- Location in Jackson County
- Coordinates: 38°53′26″N 86°02′49″W﻿ / ﻿38.89056°N 86.04694°W
- Country: United States
- State: Indiana
- County: Jackson

Government
- • Type: Indiana township

Area
- • Total: 63.62 sq mi (164.8 km^{2})
- • Land: 62.72 sq mi (162.4 km^{2})
- • Water: 0.9 sq mi (2.3 km^{2}) 1.41%
- Elevation: 551 ft (168 m)

Population (2020)
- • Total: 5,664
- • Density: 90.31/sq mi (34.87/km^{2})
- GNIS feature ID: 0453143
- Website: brownstowntownshipindiana.com

= Brownstown Township, Jackson County, Indiana =

Brownstown Township is one of twelve townships in Jackson County, Indiana, United States.

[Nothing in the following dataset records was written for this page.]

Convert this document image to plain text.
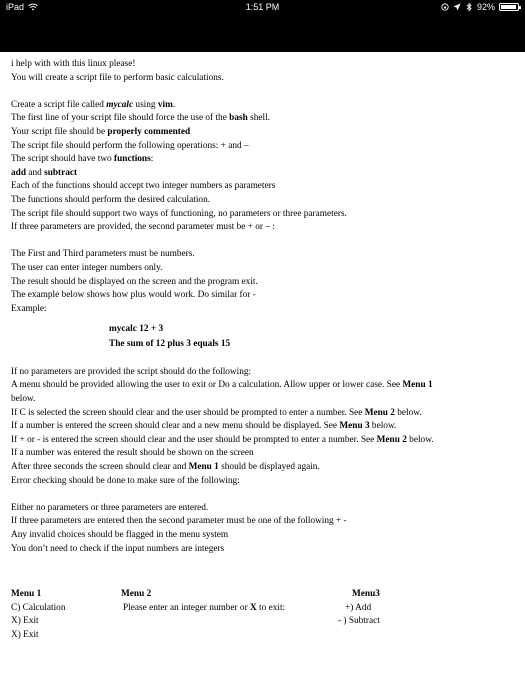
iPad	1:51 PM	92%

i help with with this linux please!

You will create a script file to perform basic calculations.

Create a script file called mycalc using vim.

The first line of your script file should force the use of the bash shell.

Your script file should be properly commented

The script file should perform the following operations: + and –

The script should have two functions:

add and subtract

Each of the functions should accept two integer numbers as parameters

The functions should perform the desired calculation.

The script file should support two ways of functioning, no parameters or three parameters.

If three parameters are provided, the second parameter must be + or – :

The First and Third parameters must be numbers.

The user can enter integer numbers only.

The result should be displayed on the screen and the program exit.

The example below shows how plus would work. Do similar for -

Example:

mycalc 12 + 3

The sum of 12 plus 3 equals 15

If no parameters are provided the script should do the following:

A menu should be provided allowing the user to exit or Do a calculation. Allow upper or lower case. See Menu 1

below.

If C is selected the screen should clear and the user should be prompted to enter a number. See Menu 2 below.

If a number is entered the screen should clear and a new menu should be displayed. See Menu 3 below.

If + or - is entered the screen should clear and the user should be prompted to enter a number. See Menu 2 below.

If a number was entered the result should be shown on the screen

After three seconds the screen should clear and Menu 1 should be displayed again.

Error checking should be done to make sure of the following:

Either no parameters or three parameters are entered.

If three parameters are entered then the second parameter must be one of the following + -

Any invalid choices should be flagged in the menu system

You don’t need to check if the input numbers are integers

Menu 1

C) Calculation

X) Exit

X) Exit

Menu 2

Please enter an integer number or X to exit:

Menu3

+) Add

- ) Subtract
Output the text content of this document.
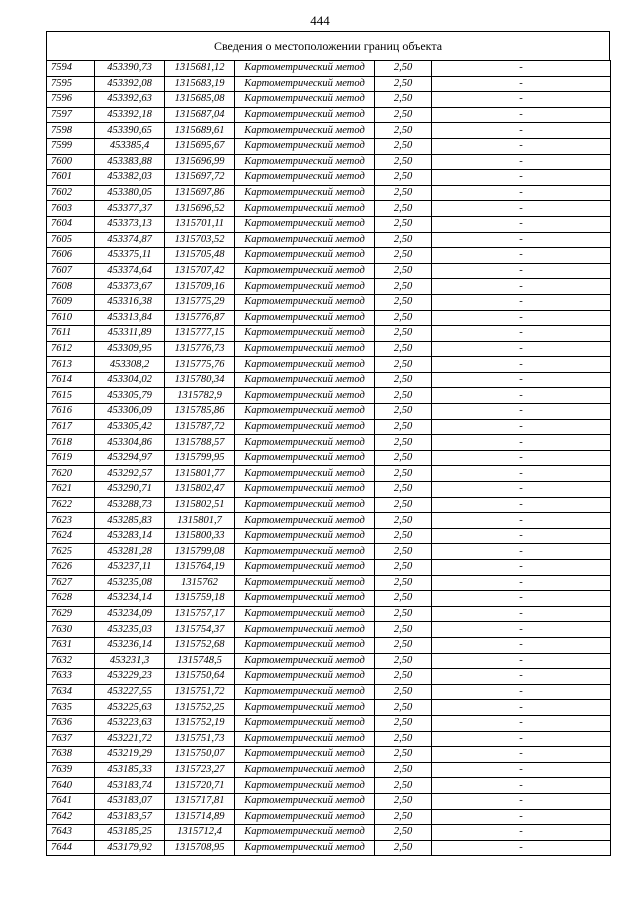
444
Сведения о местоположении границ объекта
7594	453390,73	1315681,12	Картометрический метод	2,50	-
7595	453392,08	1315683,19	Картометрический метод	2,50	-
7596	453392,63	1315685,08	Картометрический метод	2,50	-
7597	453392,18	1315687,04	Картометрический метод	2,50	-
7598	453390,65	1315689,61	Картометрический метод	2,50	-
7599	453385,4	1315695,67	Картометрический метод	2,50	-
7600	453383,88	1315696,99	Картометрический метод	2,50	-
7601	453382,03	1315697,72	Картометрический метод	2,50	-
7602	453380,05	1315697,86	Картометрический метод	2,50	-
7603	453377,37	1315696,52	Картометрический метод	2,50	-
7604	453373,13	1315701,11	Картометрический метод	2,50	-
7605	453374,87	1315703,52	Картометрический метод	2,50	-
7606	453375,11	1315705,48	Картометрический метод	2,50	-
7607	453374,64	1315707,42	Картометрический метод	2,50	-
7608	453373,67	1315709,16	Картометрический метод	2,50	-
7609	453316,38	1315775,29	Картометрический метод	2,50	-
7610	453313,84	1315776,87	Картометрический метод	2,50	-
7611	453311,89	1315777,15	Картометрический метод	2,50	-
7612	453309,95	1315776,73	Картометрический метод	2,50	-
7613	453308,2	1315775,76	Картометрический метод	2,50	-
7614	453304,02	1315780,34	Картометрический метод	2,50	-
7615	453305,79	1315782,9	Картометрический метод	2,50	-
7616	453306,09	1315785,86	Картометрический метод	2,50	-
7617	453305,42	1315787,72	Картометрический метод	2,50	-
7618	453304,86	1315788,57	Картометрический метод	2,50	-
7619	453294,97	1315799,95	Картометрический метод	2,50	-
7620	453292,57	1315801,77	Картометрический метод	2,50	-
7621	453290,71	1315802,47	Картометрический метод	2,50	-
7622	453288,73	1315802,51	Картометрический метод	2,50	-
7623	453285,83	1315801,7	Картометрический метод	2,50	-
7624	453283,14	1315800,33	Картометрический метод	2,50	-
7625	453281,28	1315799,08	Картометрический метод	2,50	-
7626	453237,11	1315764,19	Картометрический метод	2,50	-
7627	453235,08	1315762	Картометрический метод	2,50	-
7628	453234,14	1315759,18	Картометрический метод	2,50	-
7629	453234,09	1315757,17	Картометрический метод	2,50	-
7630	453235,03	1315754,37	Картометрический метод	2,50	-
7631	453236,14	1315752,68	Картометрический метод	2,50	-
7632	453231,3	1315748,5	Картометрический метод	2,50	-
7633	453229,23	1315750,64	Картометрический метод	2,50	-
7634	453227,55	1315751,72	Картометрический метод	2,50	-
7635	453225,63	1315752,25	Картометрический метод	2,50	-
7636	453223,63	1315752,19	Картометрический метод	2,50	-
7637	453221,72	1315751,73	Картометрический метод	2,50	-
7638	453219,29	1315750,07	Картометрический метод	2,50	-
7639	453185,33	1315723,27	Картометрический метод	2,50	-
7640	453183,74	1315720,71	Картометрический метод	2,50	-
7641	453183,07	1315717,81	Картометрический метод	2,50	-
7642	453183,57	1315714,89	Картометрический метод	2,50	-
7643	453185,25	1315712,4	Картометрический метод	2,50	-
7644	453179,92	1315708,95	Картометрический метод	2,50	-
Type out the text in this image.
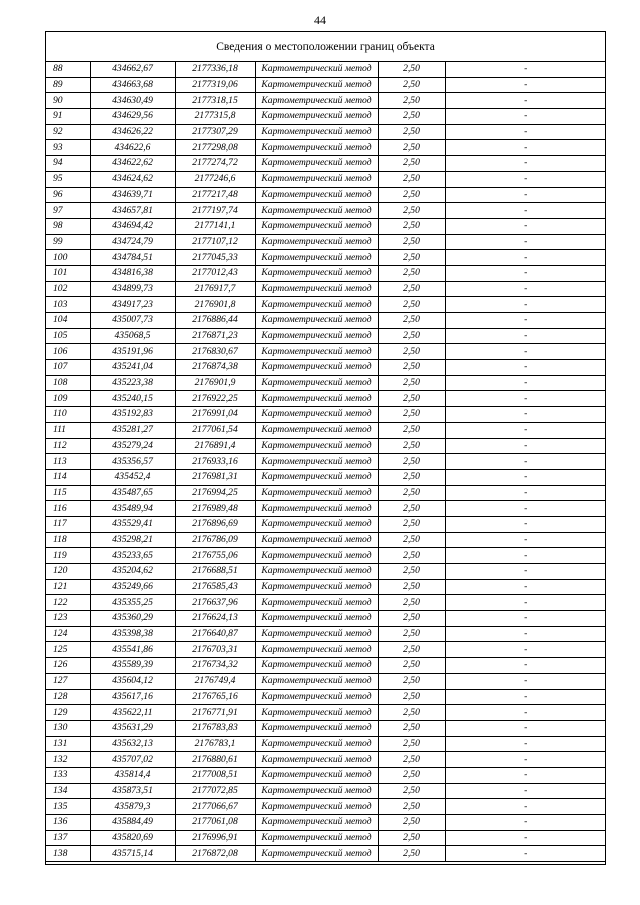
44
Сведения о местоположении границ объекта
88	434662,67	2177336,18	Картометрический метод	2,50	-
89	434663,68	2177319,06	Картометрический метод	2,50	-
90	434630,49	2177318,15	Картометрический метод	2,50	-
91	434629,56	2177315,8	Картометрический метод	2,50	-
92	434626,22	2177307,29	Картометрический метод	2,50	-
93	434622,6	2177298,08	Картометрический метод	2,50	-
94	434622,62	2177274,72	Картометрический метод	2,50	-
95	434624,62	2177246,6	Картометрический метод	2,50	-
96	434639,71	2177217,48	Картометрический метод	2,50	-
97	434657,81	2177197,74	Картометрический метод	2,50	-
98	434694,42	2177141,1	Картометрический метод	2,50	-
99	434724,79	2177107,12	Картометрический метод	2,50	-
100	434784,51	2177045,33	Картометрический метод	2,50	-
101	434816,38	2177012,43	Картометрический метод	2,50	-
102	434899,73	2176917,7	Картометрический метод	2,50	-
103	434917,23	2176901,8	Картометрический метод	2,50	-
104	435007,73	2176886,44	Картометрический метод	2,50	-
105	435068,5	2176871,23	Картометрический метод	2,50	-
106	435191,96	2176830,67	Картометрический метод	2,50	-
107	435241,04	2176874,38	Картометрический метод	2,50	-
108	435223,38	2176901,9	Картометрический метод	2,50	-
109	435240,15	2176922,25	Картометрический метод	2,50	-
110	435192,83	2176991,04	Картометрический метод	2,50	-
111	435281,27	2177061,54	Картометрический метод	2,50	-
112	435279,24	2176891,4	Картометрический метод	2,50	-
113	435356,57	2176933,16	Картометрический метод	2,50	-
114	435452,4	2176981,31	Картометрический метод	2,50	-
115	435487,65	2176994,25	Картометрический метод	2,50	-
116	435489,94	2176989,48	Картометрический метод	2,50	-
117	435529,41	2176896,69	Картометрический метод	2,50	-
118	435298,21	2176786,09	Картометрический метод	2,50	-
119	435233,65	2176755,06	Картометрический метод	2,50	-
120	435204,62	2176688,51	Картометрический метод	2,50	-
121	435249,66	2176585,43	Картометрический метод	2,50	-
122	435355,25	2176637,96	Картометрический метод	2,50	-
123	435360,29	2176624,13	Картометрический метод	2,50	-
124	435398,38	2176640,87	Картометрический метод	2,50	-
125	435541,86	2176703,31	Картометрический метод	2,50	-
126	435589,39	2176734,32	Картометрический метод	2,50	-
127	435604,12	2176749,4	Картометрический метод	2,50	-
128	435617,16	2176765,16	Картометрический метод	2,50	-
129	435622,11	2176771,91	Картометрический метод	2,50	-
130	435631,29	2176783,83	Картометрический метод	2,50	-
131	435632,13	2176783,1	Картометрический метод	2,50	-
132	435707,02	2176880,61	Картометрический метод	2,50	-
133	435814,4	2177008,51	Картометрический метод	2,50	-
134	435873,51	2177072,85	Картометрический метод	2,50	-
135	435879,3	2177066,67	Картометрический метод	2,50	-
136	435884,49	2177061,08	Картометрический метод	2,50	-
137	435820,69	2176996,91	Картометрический метод	2,50	-
138	435715,14	2176872,08	Картометрический метод	2,50	-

At the 2020 census, its population was 5,664 and it contained 2,318 housing units.

Historical population
| Census | Pop. | Note | %± |
| 1890 | 3,306 |  | — |
| 1900 | 3,535 |  | 6.9% |
| 1910 | 3,132 |  | −11.4% |
| 1920 | 3,127 |  | −0.2% |
| 1930 | 3,293 |  | 5.3% |
| 1940 | 3,463 |  | 5.2% |
| 1950 | 3,620 |  | 4.5% |
| 1960 | 3,776 |  | 4.3% |
| 1970 | 4,134 |  | 9.5% |
| 1980 | 4,650 |  | 12.5% |
| 1990 | 4,963 |  | 6.7% |
| 2000 | 5,301 |  | 6.8% |
| 2010 | 5,552 |  | 4.7% |
| 2020 | 5,664 |  | 2.0% |
Source: US Decennial Census

==History==
Brownstown Township was organized in 1817, and took its name from Brownstown, the county seat. Shields' Mill Covered Bridge was listed on the National Register of Historic Places in 2016.

==Geography==
According to the 2010 census, the township has a total area of 63.62 sqmi, of which 62.72 sqmi (or 98.59%) is land and 0.9 sqmi (or 1.41%) is water. The streams of Ballard Creek, Hough Creek, Kiper Creek, Spray Creek, West Branch White Creek and White Creek run through this township.

===Cities and towns===
- Brownstown (the county seat)

===Unincorporated towns===
- Ewing
- New Elizabethtown
- Vallonia (part)

===Adjacent townships===
- Hamilton Township (northeast)
- Jackson Township (east)
- Washington Township (east)
- Grassy Fork Township (southeast)
- Carr Township (southwest)
- Driftwood Township (southwest)
- Owen Township (west)
- Pershing Township (northwest)

===Cemeteries===
The township contains ten cemeteries: Burrell, Durland, First German Presbyterian, Miller, Robertson, Saint Pauls, Smallwood, Wayman, Weathers and Woodmansee.

===Major highways===
- U.S. Route 50
- State Road 39
- State Road 135
- State Road 250

==Education==
Brownstown Township residents may obtain a free library card from the Brownstown Public Library in Downtown Brownstown.